Whilst this may be convenient, a beneficiary (and /or spouse) can’t sign as a witness and be allowed to benefit from the estate. A simple error, but it means that he can’t inherit his share.

This won’t apply to you; after all you’ve just read the above example. There may be other circumstances where you want to take advice.

People do make arrangements, but don’t always factor in any changes. Why use a trust when all you want is a simple, basic Will. This may seem to be the best way forward, and for some it is, but consider the following scenario:

John and Mary (married and recently retired) both have valid wills which leave everything to each other when one of them dies and then to their children Peter and Jane, on the second death. This may sound familiar, but when you examine it in a bit more detail there are a few assumptions which may cause a problem:

John expires leaving everything to Mary.

Mary decides to lift her spirits and books a cruise around the Caribbean.

Whilst the children are happy that she’s getting over things, they are surprised when, on return, Mum descends the gangplank with Simon.

After a whirlwind romance, Mary and Simon marry and set up home together.

The wallpapering takes precedence, and the paperwork takes a back seat.

They both settle down to live life together at a more leisurely pace.

Unfortunately, whilst driving back from the shops, Mary is distracted whilst passing the travel agents   and sadly doesn’t survive the ensuing crash. Fortunately no one else was hurt.

You’d never have predicted this happening – most people wouldn’t.

Because things weren’t reviewed after the wedding, and no new wills arranged Mary’s will is invalid (as marriage automatically revokes any existing will). She has died intestate.

The estate is less than £250 000 in value and consequently this means that 100% of her estate passes to Simon.

Rachel (Simon’s daughter from his first marriage) arrives to console Dad whilst reminding him that he’d promised to fund his grandchildren through University. Simon doesn’t want to make a fuss (with Rachel). A significant amount of the funds are soon transferred into Rachel’s account. Rachel apologises to Peter and Jane as she books the taxi to take her to the airport departure lounge. Peter and Jane are duly dismayed, particularly as this could have been avoided.

Here’s another scenario, which may seem pretty unlikely, but unfortunately isn’t as rare as you may imagine. Same circumstances as previously covered, but this time Mary and Simon did remember to make new wills.

Mary’s estate is placed into a flexible trust for Peter and Jane (and their families) to benefit from. The trustees are Peter and Jane, as this may seem obvious and it keeps things simple.

Things work well, and everyone is happy with the arrangements. Brother and Sister get on well together and there’s no dispute with distributing the assets appropriately.

Peter draws a modest amount to cover the cost of his forthcoming wedding. Peter’s new bride, Charity enjoys lavish holidays and can’t resist the roulette wheel between port stops.

Brother and Sister meet to discuss Peter’s latest request for funds, and depart from the meeting without a hug and a kiss.

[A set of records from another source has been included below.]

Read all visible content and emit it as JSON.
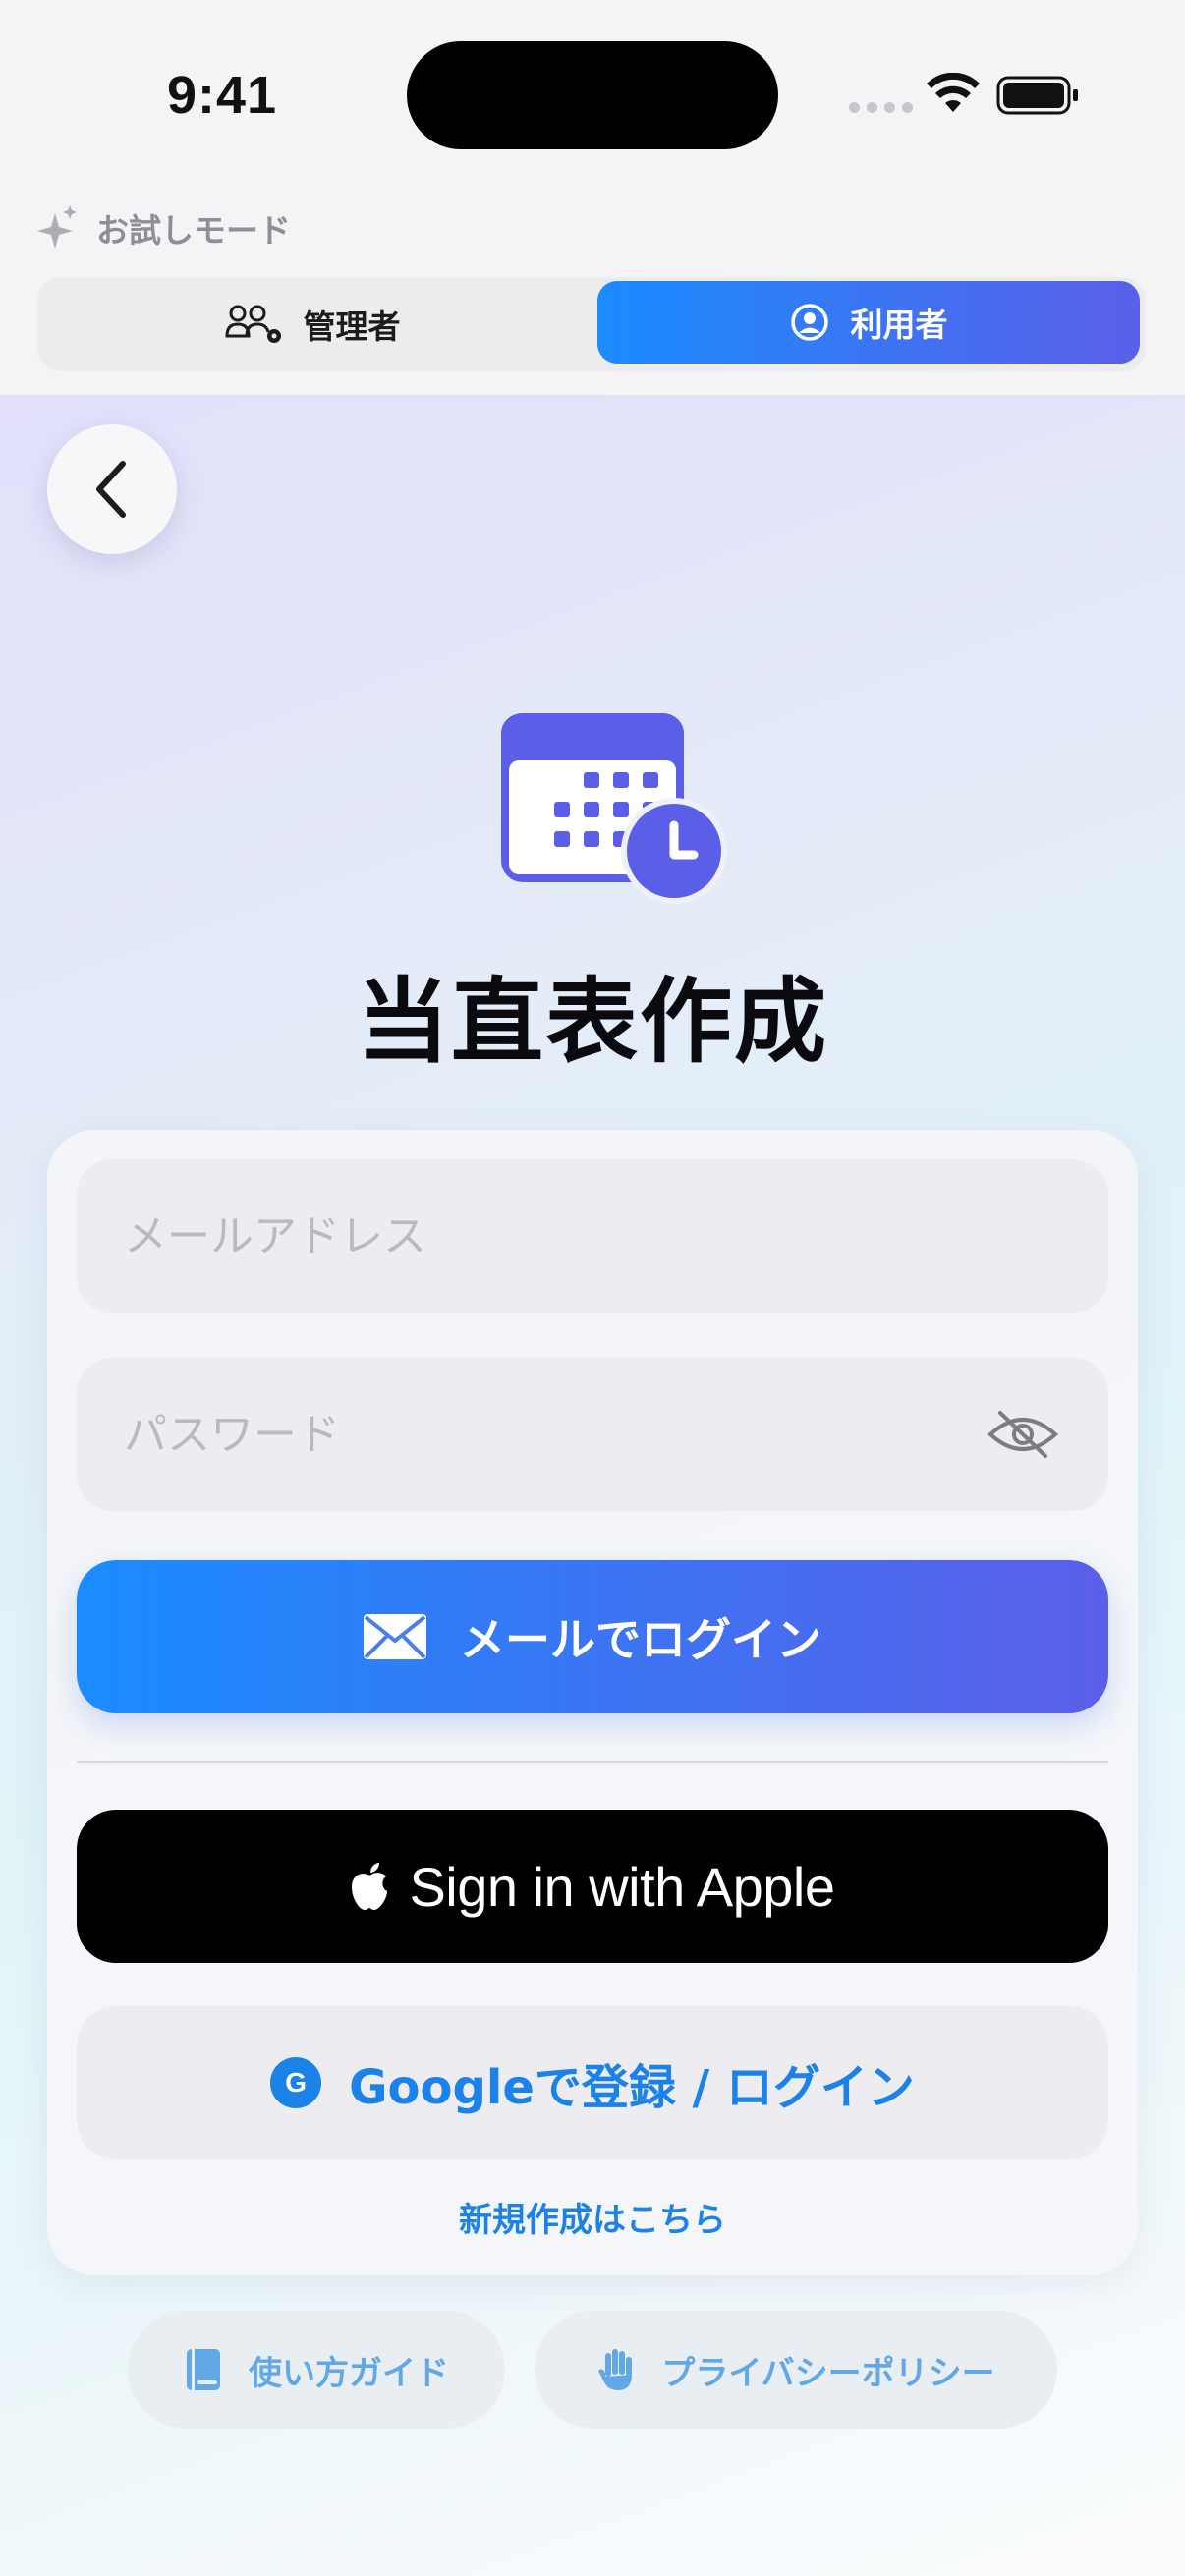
{
  "status_bar": {
    "time": "9:41"
  },
  "trial": {
    "label": "お試しモード"
  },
  "role_selector": {
    "admin_label": "管理者",
    "user_label": "利用者",
    "selected": "利用者"
  },
  "app": {
    "title": "当直表作成"
  },
  "login_form": {
    "email_placeholder": "メールアドレス",
    "email_value": "",
    "password_placeholder": "パスワード",
    "password_value": "",
    "mail_login_label": "メールでログイン",
    "apple_label": "Sign in with Apple",
    "google_icon_letter": "G",
    "google_label": "Googleで登録 / ログイン",
    "signup_label": "新規作成はこちら"
  },
  "footer": {
    "guide_label": "使い方ガイド",
    "privacy_label": "プライバシーポリシー"
  },
  "icons": {
    "back": "chevron-left-icon",
    "trial": "sparkle-icon",
    "admin": "users-gear-icon",
    "user": "user-circle-icon",
    "app": "calendar-clock-icon",
    "password_toggle": "eye-slash-icon",
    "mail": "envelope-icon",
    "apple": "apple-logo-icon",
    "google": "google-icon",
    "guide": "book-icon",
    "privacy": "hand-raised-icon"
  },
  "colors": {
    "accent_start": "#1a8cff",
    "accent_end": "#5b5fe8",
    "app_icon": "#5b5fe8",
    "link": "#1a82e8",
    "footer_text": "#62a8e6"
  }
}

As they are the only trustees, and can no longer agree on distributions, tempers can occasionally get frayed. If only Mum had considered appointing an additional trustee/s (perhaps someone impartial) this may have been avoided.

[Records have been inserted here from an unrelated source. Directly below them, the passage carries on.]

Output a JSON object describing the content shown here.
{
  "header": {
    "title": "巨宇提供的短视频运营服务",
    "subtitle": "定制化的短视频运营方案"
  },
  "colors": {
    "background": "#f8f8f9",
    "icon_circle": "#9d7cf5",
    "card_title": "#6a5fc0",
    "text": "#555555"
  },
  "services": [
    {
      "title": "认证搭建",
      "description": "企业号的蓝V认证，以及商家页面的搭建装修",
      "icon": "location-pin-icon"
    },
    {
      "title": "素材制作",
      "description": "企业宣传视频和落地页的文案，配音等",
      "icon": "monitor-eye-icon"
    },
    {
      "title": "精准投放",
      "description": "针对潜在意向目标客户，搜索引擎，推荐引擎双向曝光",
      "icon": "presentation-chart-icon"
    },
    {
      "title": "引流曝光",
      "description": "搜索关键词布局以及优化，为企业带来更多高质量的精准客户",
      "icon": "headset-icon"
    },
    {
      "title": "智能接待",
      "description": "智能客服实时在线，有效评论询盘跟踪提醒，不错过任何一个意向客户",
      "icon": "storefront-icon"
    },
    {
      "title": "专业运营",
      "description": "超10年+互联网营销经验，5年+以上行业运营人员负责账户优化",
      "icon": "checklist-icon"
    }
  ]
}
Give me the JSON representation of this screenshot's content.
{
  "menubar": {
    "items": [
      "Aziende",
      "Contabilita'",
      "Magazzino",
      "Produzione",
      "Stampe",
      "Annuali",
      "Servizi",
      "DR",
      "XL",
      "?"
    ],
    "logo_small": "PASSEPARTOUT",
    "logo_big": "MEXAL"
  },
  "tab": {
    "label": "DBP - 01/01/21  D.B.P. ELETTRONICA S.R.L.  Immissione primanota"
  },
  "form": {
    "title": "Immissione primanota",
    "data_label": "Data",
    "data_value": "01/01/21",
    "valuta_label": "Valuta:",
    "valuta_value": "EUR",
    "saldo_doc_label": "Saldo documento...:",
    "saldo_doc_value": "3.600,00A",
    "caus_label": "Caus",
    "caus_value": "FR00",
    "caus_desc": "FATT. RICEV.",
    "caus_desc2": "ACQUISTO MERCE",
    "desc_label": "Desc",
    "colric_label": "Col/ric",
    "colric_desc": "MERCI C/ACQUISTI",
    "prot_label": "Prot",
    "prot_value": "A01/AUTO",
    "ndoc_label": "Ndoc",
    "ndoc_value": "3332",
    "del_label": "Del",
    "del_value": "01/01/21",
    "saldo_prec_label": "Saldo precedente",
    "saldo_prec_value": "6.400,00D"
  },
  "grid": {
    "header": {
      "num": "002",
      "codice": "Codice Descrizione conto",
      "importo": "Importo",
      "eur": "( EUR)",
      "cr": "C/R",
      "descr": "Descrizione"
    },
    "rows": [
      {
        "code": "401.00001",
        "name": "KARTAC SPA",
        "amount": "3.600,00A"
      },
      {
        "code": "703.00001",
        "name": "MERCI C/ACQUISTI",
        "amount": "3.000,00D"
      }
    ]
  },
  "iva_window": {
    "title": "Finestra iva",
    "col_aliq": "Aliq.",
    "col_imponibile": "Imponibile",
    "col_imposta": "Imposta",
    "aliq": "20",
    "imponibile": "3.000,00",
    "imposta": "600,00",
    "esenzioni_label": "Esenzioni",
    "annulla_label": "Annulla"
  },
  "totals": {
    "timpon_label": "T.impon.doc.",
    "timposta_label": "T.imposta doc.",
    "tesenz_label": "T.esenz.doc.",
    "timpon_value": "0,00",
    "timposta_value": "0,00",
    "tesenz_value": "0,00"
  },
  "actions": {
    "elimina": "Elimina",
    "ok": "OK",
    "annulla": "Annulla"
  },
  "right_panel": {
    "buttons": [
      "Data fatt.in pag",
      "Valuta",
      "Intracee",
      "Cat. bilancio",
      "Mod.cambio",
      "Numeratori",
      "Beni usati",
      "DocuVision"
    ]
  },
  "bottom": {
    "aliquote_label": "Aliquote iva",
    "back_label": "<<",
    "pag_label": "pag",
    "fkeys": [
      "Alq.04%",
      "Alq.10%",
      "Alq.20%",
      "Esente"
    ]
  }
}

An appropriate trust in the will would have ensured that the intended beneficiaries have access to the funds whilst ring-fencing them from unwanted/undeserving individuals.

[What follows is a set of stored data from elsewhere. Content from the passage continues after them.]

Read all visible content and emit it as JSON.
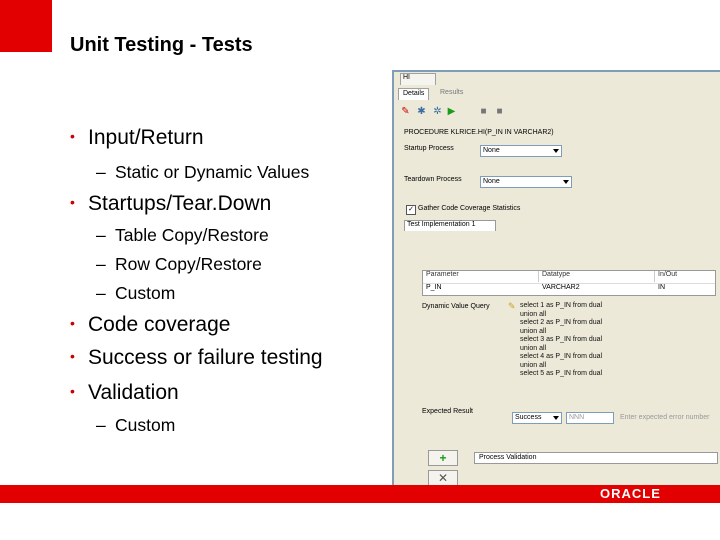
{
  "slide": {
    "title": "Unit Testing - Tests",
    "bullets": [
      {
        "text": "Input/Return",
        "subs": [
          "Static or Dynamic Values"
        ]
      },
      {
        "text": "Startups/Tear.Down",
        "subs": [
          "Table Copy/Restore",
          "Row Copy/Restore",
          "Custom"
        ]
      },
      {
        "text": "Code coverage",
        "subs": []
      },
      {
        "text": "Success or failure testing",
        "subs": []
      },
      {
        "text": "Validation",
        "subs": [
          "Custom"
        ]
      }
    ],
    "bullet_glyph": "•",
    "dash_glyph": "–",
    "accent_color": "#e30000"
  },
  "footer": {
    "logo_text": "ORACLE"
  },
  "screenshot": {
    "doc_tab": "HI",
    "tabs": {
      "details": "Details",
      "results": "Results"
    },
    "procedure": "PROCEDURE KLRICE.HI(P_IN IN VARCHAR2)",
    "startup_label": "Startup Process",
    "startup_value": "None",
    "teardown_label": "Teardown Process",
    "teardown_value": "None",
    "coverage_label": "Gather Code Coverage Statistics",
    "coverage_checked": true,
    "impl_tab": "Test Implementation 1",
    "table_headers": [
      "Parameter",
      "Datatype",
      "In/Out"
    ],
    "table_row": [
      "P_IN",
      "VARCHAR2",
      "IN"
    ],
    "dvq_label": "Dynamic Value Query",
    "sql_lines": [
      "select 1 as P_IN from dual",
      "union all",
      "select 2 as P_IN from dual",
      "union all",
      "select 3 as P_IN from dual",
      "union all",
      "select 4 as P_IN from dual",
      "union all",
      "select 5 as P_IN from dual"
    ],
    "expected_label": "Expected Result",
    "expected_value": "Success",
    "error_placeholder": "NNN",
    "error_hint": "Enter expected error number",
    "process_validation": "Process Validation",
    "icons": [
      "pin-icon",
      "settings-icon",
      "debug-icon",
      "run-icon",
      "disk-icon",
      "disk-icon"
    ]
  }
}
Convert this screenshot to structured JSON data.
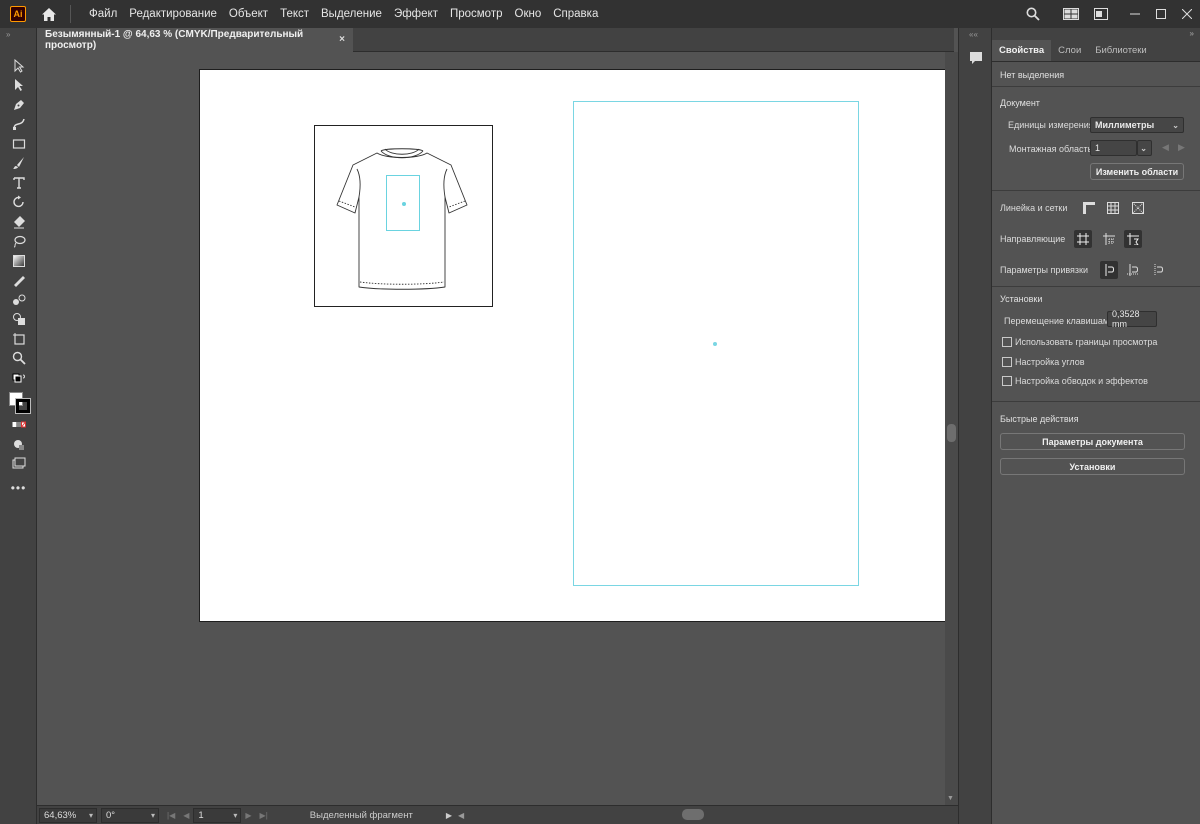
{
  "app": {
    "logo_text": "Ai",
    "accent_color": "#ff9a00"
  },
  "menu": {
    "items": [
      "Файл",
      "Редактирование",
      "Объект",
      "Текст",
      "Выделение",
      "Эффект",
      "Просмотр",
      "Окно",
      "Справка"
    ]
  },
  "document_tab": {
    "title": "Безымянный-1 @ 64,63 % (CMYK/Предварительный просмотр)",
    "close": "×"
  },
  "properties": {
    "tabs": [
      "Свойства",
      "Слои",
      "Библиотеки"
    ],
    "no_selection": "Нет выделения",
    "document_title": "Документ",
    "units_label": "Единицы измерения:",
    "units_value": "Миллиметры",
    "artboard_label": "Монтажная область:",
    "artboard_value": "1",
    "edit_artboards_button": "Изменить области",
    "rulers_label": "Линейка и сетки",
    "guides_label": "Направляющие",
    "snap_label": "Параметры привязки",
    "preferences_title": "Установки",
    "keyboard_increment_label": "Перемещение клавишами:",
    "keyboard_increment_value": "0,3528 mm",
    "checkboxes": [
      "Использовать границы просмотра",
      "Настройка углов",
      "Настройка обводок и эффектов"
    ],
    "quick_actions_title": "Быстрые действия",
    "document_setup_button": "Параметры документа",
    "preferences_button": "Установки"
  },
  "statusbar": {
    "zoom": "64,63%",
    "rotation": "0°",
    "artboard": "1",
    "status_text": "Выделенный фрагмент"
  }
}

Will trusts enable you to set in motion plans which ensure that the right funds go to the right people at the right time.

They are widely used for asset protection and can help to make sure that any children or dependants aren’t disinherited through remarriage after death or from any future divorce settlements. The appropriate trusts are also used to ensure that disabled or vulnerable beneficiaries can have assets ring-fenced.

The above examples may seem to be unlikely; however they will hopefully show that the right decisions taken at the right time can make things significantly simpler. This is particularly important at a time when complex and confusing issues are certainly not welcome.